Abstract
In this paper, a novel method is proposed to detect abnormal events. This method is based on spatio-temporal deep networks which can represent sequential video frames. Abnormal events are rare in real world and involve small samples along with large amount of normal video data. It is difficult to apply with deep networks directly which usually require amounts of labeled samples. Our method solves this problem by pre-training the networks on videos which are irrelevant to abnormal events and refining the networks with fine tuning. Furthermore, we employ the patch strategy to improve the performance of our method in complex scenes. The proposed method is tested on real surveillance videos which only contain limited abnormal samples. Experimental results show that the proposed approach can outperform the conventional abnormal event detection algorithm which utilized hand-crafted features.

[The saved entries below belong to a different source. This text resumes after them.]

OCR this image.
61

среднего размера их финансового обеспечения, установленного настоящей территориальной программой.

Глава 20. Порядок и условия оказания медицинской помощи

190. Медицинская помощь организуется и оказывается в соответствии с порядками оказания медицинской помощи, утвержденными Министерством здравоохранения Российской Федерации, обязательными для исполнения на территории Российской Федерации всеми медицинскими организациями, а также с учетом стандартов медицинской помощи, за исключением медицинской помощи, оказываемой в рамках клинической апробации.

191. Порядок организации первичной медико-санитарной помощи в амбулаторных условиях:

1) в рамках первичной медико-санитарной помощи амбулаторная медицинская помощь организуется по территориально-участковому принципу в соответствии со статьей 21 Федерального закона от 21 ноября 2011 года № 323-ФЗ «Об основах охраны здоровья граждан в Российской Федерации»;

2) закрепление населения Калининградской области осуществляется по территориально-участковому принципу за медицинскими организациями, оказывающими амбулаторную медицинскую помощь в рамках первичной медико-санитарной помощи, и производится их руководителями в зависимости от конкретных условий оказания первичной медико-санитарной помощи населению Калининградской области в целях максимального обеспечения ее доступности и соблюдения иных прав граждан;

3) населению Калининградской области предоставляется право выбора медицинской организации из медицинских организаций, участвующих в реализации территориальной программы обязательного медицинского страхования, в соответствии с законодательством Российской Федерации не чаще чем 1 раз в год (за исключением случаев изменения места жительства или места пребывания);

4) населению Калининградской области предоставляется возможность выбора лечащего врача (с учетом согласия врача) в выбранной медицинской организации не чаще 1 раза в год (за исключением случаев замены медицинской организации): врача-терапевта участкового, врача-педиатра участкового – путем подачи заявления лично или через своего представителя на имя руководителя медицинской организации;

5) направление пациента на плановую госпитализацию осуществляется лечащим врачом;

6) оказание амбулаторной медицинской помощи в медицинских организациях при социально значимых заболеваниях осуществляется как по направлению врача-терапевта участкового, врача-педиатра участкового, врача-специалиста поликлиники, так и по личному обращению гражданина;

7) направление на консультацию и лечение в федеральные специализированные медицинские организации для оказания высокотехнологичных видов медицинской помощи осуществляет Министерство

Access provided by CONRICYT-eBooks. Download conference paper PDF
Similar content being viewed by others
Keywords
1 Introduction
In the past decades, with the development of the technology in computer vision and pattern recognition, smart surveillance systems are increasingly being used to detect potential dangerous situations. But the recognition of complex events in videos continues to be a challenging problem [2, 3, 9]. For detection of complex events in videos, recent researches in this aspect emphasized on concept based methods as they provided high-level complex event recognition and proposed an approach to discover data-driven concepts to represent high level semantics of video [13, 22], so as to improve complex event recognition, [1] developed a model that captured the temporal dynamics of windowed mid-level concept detectors. Based bottom up approach was presented to recognize events [1]. To detect abnormal event in scenes, various approaches were categorized into two classes, one was based on trajectory pedestrians or object-tracking, nevertheless, these methods were not the best choice because tracking was extremely difficult in complex scene [18, 24]. Another was based on motion representation which avoided tracking, the method of mainstream was optical flow such as [3, 7], Markov Random Field (MRF) model such as [14, 19]. [12] developed a 3DCNN models, and achieved superior performance in the recognition of human actions.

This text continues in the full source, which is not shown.